Source:Heron MP, Hoyert DL, Murphy SL, Xu JQ, Kochanek KD, Tejada-Vera B. Deaths: Final data for 2006. National vital statistics reports; vol 57 no 14. Hyattsville, MD: National Center for Health Statistics. 2009, p, 11.
http://www.cdc.gov/nchs/data/nvsr/nvsr57/nvsr57_14.pdfAccording to the federal Drug Abuse Warning Network, most drug-induced deaths involve multiple drugs. "DAWN accepts reports of illicit drugs, alcohol, prescription and over-the-counter pharmaceuticals, dietary supplements, and non-pharmaceutical inhalants. Multiple substances (as many as 6) can be reported for a single case. In 2003, the typical DAWN case involved between 2 and 3 drugs. Multiple drugs were as common in drug misuse deaths as in drug-related suicide cases; each averaged 2.7 drugs per case.
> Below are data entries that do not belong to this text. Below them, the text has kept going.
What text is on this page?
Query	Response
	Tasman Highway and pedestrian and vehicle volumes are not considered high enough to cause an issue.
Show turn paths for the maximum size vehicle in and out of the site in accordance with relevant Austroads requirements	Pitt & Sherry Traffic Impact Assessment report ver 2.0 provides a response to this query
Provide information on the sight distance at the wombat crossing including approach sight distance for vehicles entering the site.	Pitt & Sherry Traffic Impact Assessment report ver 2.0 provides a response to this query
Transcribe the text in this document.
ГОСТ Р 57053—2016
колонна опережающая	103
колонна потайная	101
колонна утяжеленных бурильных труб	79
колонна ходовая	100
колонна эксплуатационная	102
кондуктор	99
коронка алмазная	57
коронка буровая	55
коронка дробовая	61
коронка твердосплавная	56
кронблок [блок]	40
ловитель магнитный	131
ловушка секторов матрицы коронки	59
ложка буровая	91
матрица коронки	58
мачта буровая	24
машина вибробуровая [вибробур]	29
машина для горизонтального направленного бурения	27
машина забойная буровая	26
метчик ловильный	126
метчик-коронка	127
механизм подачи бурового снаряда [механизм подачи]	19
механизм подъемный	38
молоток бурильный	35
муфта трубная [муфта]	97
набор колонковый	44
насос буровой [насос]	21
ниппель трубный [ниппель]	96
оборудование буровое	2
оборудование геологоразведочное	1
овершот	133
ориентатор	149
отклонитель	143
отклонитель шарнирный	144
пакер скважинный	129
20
"When multiple drugs are involved in a single case, the cause of death often cannot be attributed to any one substance. Instead, the cause may be attributed to 'combined effects' of multiple drugs. To illustrate this important concept, the area profiles in this publication differentiate the number of deaths that involved only one drug (termed 'single-drug' deaths) from all deaths. On average, participating metropolitan areas reported only 24% of drug misuse deaths (range 2% to 50%) and 19% of drug-related suicides (range 0% to 50%) with a single drug. Similarly, in the 6 States 24% of misuse deaths (range 7% to 35%) and 27% of drug-related suicides (range 10% to 57%) involved a single drug."
"Across the metropolitan areas, the most common single-drug deaths involved opiates/opioids alone, followed by cocaine and stimulants. The most frequent multiple-drug deaths involved various combinations of opiates/opioids, cocaine, and alcohol. In new DAWN, alcohol is reported in combination with other drugs and, for individuals under age 21, alcohol is reported even when no other drugs are present. Across the 32 metropolitan areas, the most common unique combinations were: Cocaine with opiates/opioids, Alcohol with opiates/opioids, Alcohol with cocaine and opiates/opioids, and Alcohol with cocaine."
Source:Source: Substance Abuse and Mental Health Services Administration, Office of Applied Studies "Drug Abuse Warning Network, 2003: Area Profiles of Drug-Related Mortality," DAWN Series D-27, DHHS Publication No. (SMA) 05-4023. Rockville, MD, 2005, p. 17.